More Clarity, Purity, and Resonance

This does not mean that all work became simple with easy to read type and heavy white space. Or that strategy returned to a simple 1920s General Motors approach. This message of clarity, purity, and resonance mutated itself to fit the environment. The general Zeitgesit of the time reflected a need for simpler, more honest communications. The democratization of technology enabled widespread dissemination of designers’ tools. Pretending that typesetting was a secret and technical world was no longer possible when children use Garamond, Times Roman, or Helvetica. The =philosophy can express itself with a simple black and white poster, or a multi-layered marketing plan. The unifying theme of honesty always pervades.

Visual Resonance

This approach evolved, incorporating familiar forms on visuals to create a sense of reassurance. Collaborators like Fred Seibert at MTV, and Jan Fleming at Disney and Sundance, introduced them to a world beyond making only. We began to tackle the design, not just of printed pieces and visual systems, but of corporate culture, internal and external.

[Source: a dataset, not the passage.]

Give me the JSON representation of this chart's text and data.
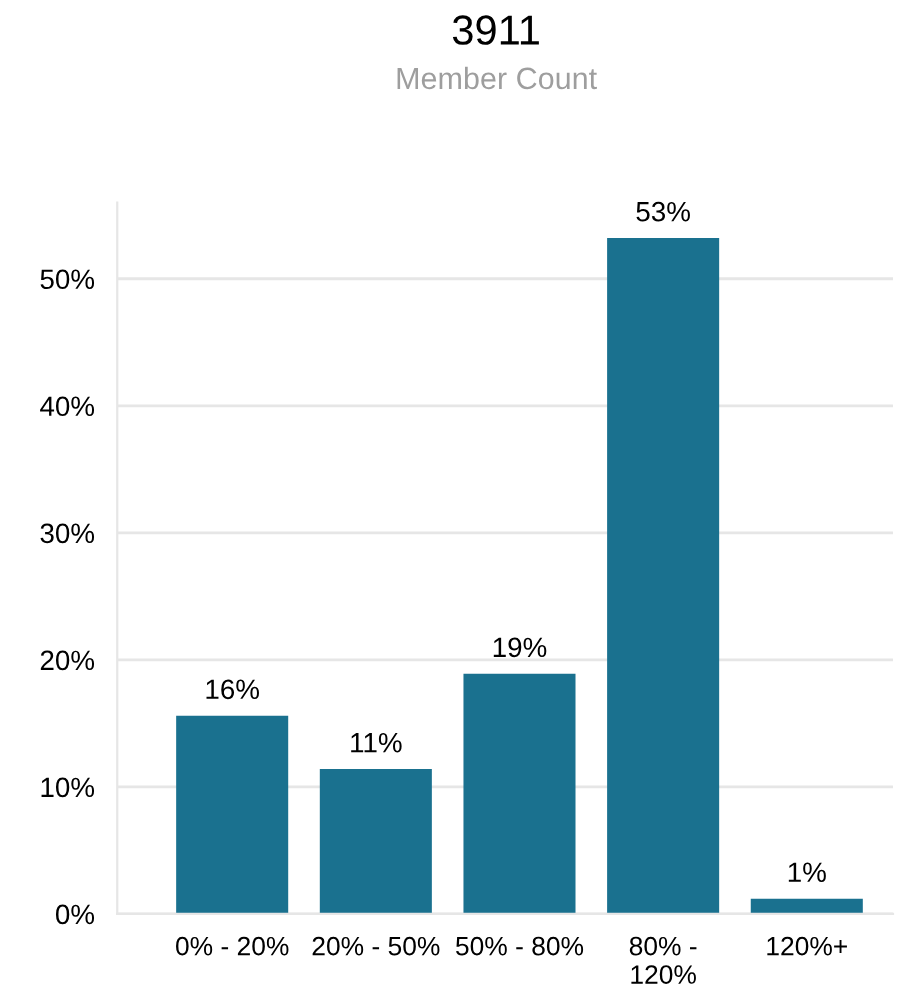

The idea of a system evolved beyond the standard logo and manual, and became a tool for creative inspiration and reexamination of product and the market. Sean Adams explained this at a speaking engagement in Buenos Aires in 2000. ‘We live in a visual world. All of us-designers, the general public, and our clients-were raised looking at and responding to images. To provide a long-winded grey slab of text in 200 pages to a client may seem like a catalyst for change, but it is irrelevant. One of the most powerful approaches we can use to reach all aspects of a client’s business is to utilize visuals to explain, and visual systems to lead a transition of thought.’

Utopia vs. Distopia

We are given the opportunity to affect lives. If we do our job well, a client’s business succeeds, a product sells better, or an event is a success. This enables individuals to work, make a better living, send their children to college, expand their lives. Each of us provides one more grain of sand to tip the scales. The world may be complex, messy, and contradictory, but design can help recreate that world.